Die kippenren met die gekke kippen met kale nekken, ik vind ze er echt niet uit zien. Die kippenren waar in het kuikentjeshok allemaal kleine kippetjes met kale nekjes rondscharrelen. Die kippenren waar gelukkig twee weken geleden ook (voor mij) normale kippen zijn gekomen, die naar ik verwacht normale kuikentjes zullen krijgen. Die kippenren, met al die ruimte, dit is nog eens een ‘vrije-uitloop-ren’… Ik kan heel lang kijken naar al die kippenkontjes, naast elkaar, als ze uit hun nieuwe voederbak, die Omari heeft gemaakt, hun eten pikken. Of als ze drinken uit de drinkbak, gemaakt door Fridah van een gele jerrycan (je snijdt er gewoon twee gaten in!) … Ik kijk arrogant terug naar die haan, die zijn harem bij elkaar probeert te houden en enorm pissig wordt als een van zijn dames een aanloop neemt en op het hek ‘vliegt’.
Pikorde
Ik probeer te ontdekken hoe de pikorde hier in de ren nou eigenlijk geregeld is.Het blijft me een raadsel, hoe lang ik ook kijk. Ik glimlach om Poppy, die zo houdt van de geur van kippenvoer en zijn neus steeds in de voederbak steekt, waarna de kippen aan komen rennen, boos omdat hij niet alleen ruikt, maar ook wel eens meesnoept van hun eten!

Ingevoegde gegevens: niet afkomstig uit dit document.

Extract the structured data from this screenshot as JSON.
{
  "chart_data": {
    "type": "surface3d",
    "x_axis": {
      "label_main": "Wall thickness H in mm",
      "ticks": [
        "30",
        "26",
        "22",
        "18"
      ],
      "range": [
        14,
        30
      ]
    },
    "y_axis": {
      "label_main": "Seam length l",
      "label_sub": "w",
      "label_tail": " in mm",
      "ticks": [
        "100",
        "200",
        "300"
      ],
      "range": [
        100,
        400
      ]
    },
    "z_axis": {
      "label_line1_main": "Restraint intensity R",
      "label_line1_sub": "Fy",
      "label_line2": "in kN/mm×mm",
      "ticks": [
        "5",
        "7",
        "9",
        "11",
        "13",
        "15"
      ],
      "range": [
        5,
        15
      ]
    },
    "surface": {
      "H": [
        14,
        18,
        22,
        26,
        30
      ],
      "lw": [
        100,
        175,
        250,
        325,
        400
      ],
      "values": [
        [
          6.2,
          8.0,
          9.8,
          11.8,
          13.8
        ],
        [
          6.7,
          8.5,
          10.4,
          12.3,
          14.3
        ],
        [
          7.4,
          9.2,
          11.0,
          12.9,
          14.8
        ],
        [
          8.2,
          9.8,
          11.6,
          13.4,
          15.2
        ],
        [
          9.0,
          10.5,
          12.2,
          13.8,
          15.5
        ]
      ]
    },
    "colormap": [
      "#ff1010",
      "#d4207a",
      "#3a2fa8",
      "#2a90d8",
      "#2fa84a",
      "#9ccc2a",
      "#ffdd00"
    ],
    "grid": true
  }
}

Soms, als ik verdrietig ben, ga ik zitten en wacht op Poppy die dan zijn kop met een zucht op mijn schoot legt en zijn ogen naar mij opslaat met zo’n blik van ‘kom op, het gaat wel weer over’. En soms ook, als ik moe ben, roep ik Poppy en spreek hem streng toe: laat me vannacht nou eens rustig doorslapen, verdikkeme; dat geblaf van jou midden in de nacht ben ik echt even zat! En dan kijkt hij me aan en ik zie hem denken ‘ik ben een waakhond en ik moet dus laten weten dat die andere (wilde) honden niet dichterbij mogen komen, en die bushbabies van mijn kippen moeten wegblijven’. Ja ja ja… het is al goed.
Troost
Die kippenren, met uitzicht op de bananenplanten, met in de hoek zijn grote watercontainer. Die kippenren, vlak naast de ‘buitenkeuken’ van Fridah, waar ze grote pannen rijst kookt, of ugali en roert met enorme houten lepels. Waar ze wat rondscharrelt, soms even uitrust in haar tuinstoel, soms van de peperplant een groot aantal pepertjes plukt die ik terugvind in mijn eten. Waar die kleine Adisha in het zand speelt, hele verhalen houdt en haar eigen potje kookt van zandpap en roert met een stokje. Ja, mijn plekje op het KidsCare Centre is de kippenren. Het is mijn rustplekje, mijn even-bijkom-plekje, mijn verwerkplekje, mijn glimlachplekje, mijn huilplekje, de plek waar ik troost vind. Ik kan niet zonder zo’n plekje, ook hier in Kenya niet … en ik ben zo benieuwd: hebben andere mensen dat nou ook?